Trotzdem ist „Bring mich nach Hause“ unbedingt sehenswert, weil sich der gerade von den beiden Hauptdarstellerinnen vorzüglich gespielte Film sehr seriös und umfassend mit seinem Thema auseinandersetzt. Die enorme finanzielle, physische und psychische Belastung einer Pflege daheim wird ebenso angesprochen wie die diffizile juristische Seite.

Außerdem reduziert das Drama die beiden Frauen nicht allein auf den Konflikt. Sandra, die unter einer kürzlich vorgenommenen Abtreibung leidet, opfert der Sorge um die Mutter den größten Erfolg ihrer Karriere als Astrophysikerin.

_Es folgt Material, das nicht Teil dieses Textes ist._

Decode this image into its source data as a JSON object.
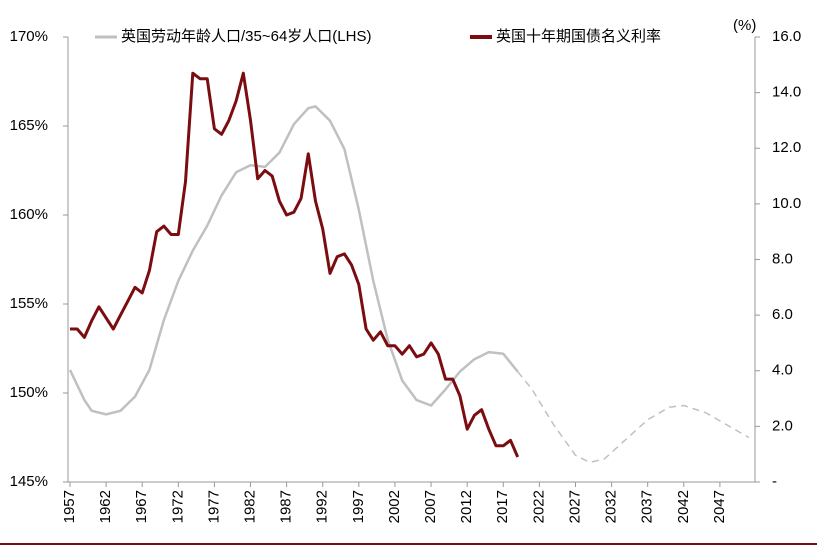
{
  "chart_data": {
    "type": "line",
    "xlim": [
      1957,
      2052
    ],
    "xticks": [
      1957,
      1962,
      1967,
      1972,
      1977,
      1982,
      1987,
      1992,
      1997,
      2002,
      2007,
      2012,
      2017,
      2022,
      2027,
      2032,
      2037,
      2042,
      2047
    ],
    "ylim": [
      145,
      170
    ],
    "yticks": [
      {
        "value": 145,
        "label": "145%"
      },
      {
        "value": 150,
        "label": "150%"
      },
      {
        "value": 155,
        "label": "155%"
      },
      {
        "value": 160,
        "label": "160%"
      },
      {
        "value": 165,
        "label": "165%"
      },
      {
        "value": 170,
        "label": "170%"
      }
    ],
    "y2lim": [
      0,
      16
    ],
    "y2ticks": [
      {
        "value": 0,
        "label": "-"
      },
      {
        "value": 2,
        "label": "2.0"
      },
      {
        "value": 4,
        "label": "4.0"
      },
      {
        "value": 6,
        "label": "6.0"
      },
      {
        "value": 8,
        "label": "8.0"
      },
      {
        "value": 10,
        "label": "10.0"
      },
      {
        "value": 12,
        "label": "12.0"
      },
      {
        "value": 14,
        "label": "14.0"
      },
      {
        "value": 16,
        "label": "16.0"
      }
    ],
    "y2_label": "(%)",
    "legend": "top",
    "series": [
      {
        "name": "英国劳动年龄人口/35~64岁人口(LHS)",
        "color": "#c0c0c0",
        "dashed_from": 2019,
        "x": [
          1957,
          1959,
          1960,
          1962,
          1964,
          1966,
          1968,
          1970,
          1972,
          1974,
          1976,
          1978,
          1980,
          1982,
          1984,
          1986,
          1988,
          1990,
          1991,
          1993,
          1995,
          1997,
          1999,
          2001,
          2003,
          2005,
          2007,
          2009,
          2011,
          2013,
          2015,
          2017,
          2019,
          2021,
          2024,
          2027,
          2029,
          2031,
          2034,
          2037,
          2040,
          2042,
          2045,
          2048,
          2051
        ],
        "values": [
          151.3,
          149.6,
          149.0,
          148.8,
          149.0,
          149.8,
          151.3,
          154.1,
          156.3,
          158.0,
          159.4,
          161.1,
          162.4,
          162.8,
          162.7,
          163.5,
          165.1,
          166.0,
          166.1,
          165.3,
          163.7,
          160.3,
          156.3,
          153.0,
          150.7,
          149.6,
          149.3,
          150.2,
          151.2,
          151.9,
          152.3,
          152.2,
          151.2,
          150.2,
          148.2,
          146.5,
          146.1,
          146.3,
          147.4,
          148.5,
          149.2,
          149.3,
          148.9,
          148.2,
          147.5
        ]
      },
      {
        "name": "英国十年期国债名义利率",
        "color": "#7b0c10",
        "axis": "y2",
        "x": [
          1957,
          1958,
          1959,
          1960,
          1961,
          1962,
          1963,
          1964,
          1965,
          1966,
          1967,
          1968,
          1969,
          1970,
          1971,
          1972,
          1973,
          1974,
          1975,
          1976,
          1977,
          1978,
          1979,
          1980,
          1981,
          1982,
          1983,
          1984,
          1985,
          1986,
          1987,
          1988,
          1989,
          1990,
          1991,
          1992,
          1993,
          1994,
          1995,
          1996,
          1997,
          1998,
          1999,
          2000,
          2001,
          2002,
          2003,
          2004,
          2005,
          2006,
          2007,
          2008,
          2009,
          2010,
          2011,
          2012,
          2013,
          2014,
          2015,
          2016,
          2017,
          2018,
          2019
        ],
        "values": [
          5.5,
          5.5,
          5.2,
          5.8,
          6.3,
          5.9,
          5.5,
          6.0,
          6.5,
          7.0,
          6.8,
          7.6,
          9.0,
          9.2,
          8.9,
          8.9,
          10.8,
          14.7,
          14.5,
          14.5,
          12.7,
          12.5,
          13.0,
          13.7,
          14.7,
          13.0,
          10.9,
          11.2,
          11.0,
          10.1,
          9.6,
          9.7,
          10.2,
          11.8,
          10.1,
          9.1,
          7.5,
          8.1,
          8.2,
          7.8,
          7.1,
          5.5,
          5.1,
          5.4,
          4.9,
          4.9,
          4.6,
          4.9,
          4.5,
          4.6,
          5.0,
          4.6,
          3.7,
          3.7,
          3.1,
          1.9,
          2.4,
          2.6,
          1.9,
          1.3,
          1.3,
          1.5,
          0.9
        ]
      }
    ]
  }
}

Ulrike wiederum, die schließlich einsieht, dass Martinas Zustand immer würdeloser wird, wird von ihrem Mann (Christian Erdmann) als Mörderin beschimpft.

Stöckle hat unter anderem mehrere ausgezeichnete Drehbücher zu ähnlich schwierigen Themen für den Regisseur Johannes Fabrick geschrieben, darunter das Drama „Pass gut auf ihn auf!“ (2013), in dem eine krebskranke junge Frau eine neue Gefährtin für ihren Mann sucht; in „Nie mehr wie es war“ (2017) findet ein Vater heraus, dass er 16 Jahre lang ein Kuckuckskind groß gezogen hat.

Die große Stärke ihrer jüngsten und von „Kommissarin Heller“-Regisseurin Christiane Balthasar angemessen zurückhaltend umgesetzten Arbeit ist die Empathie, mit der sie den jederzeit nachvollziehbaren Konflikt der Schwestern schildert. Sie verkörpern das Dilemma, in dem sich jeder Mensch befindet, der in eine ähnliche Situation gerät: abschalten oder nicht? In der anschließenden Dokumentation „Zwischen den Welten“ werden die medizinischen und juristischen Details des Themas vertieft.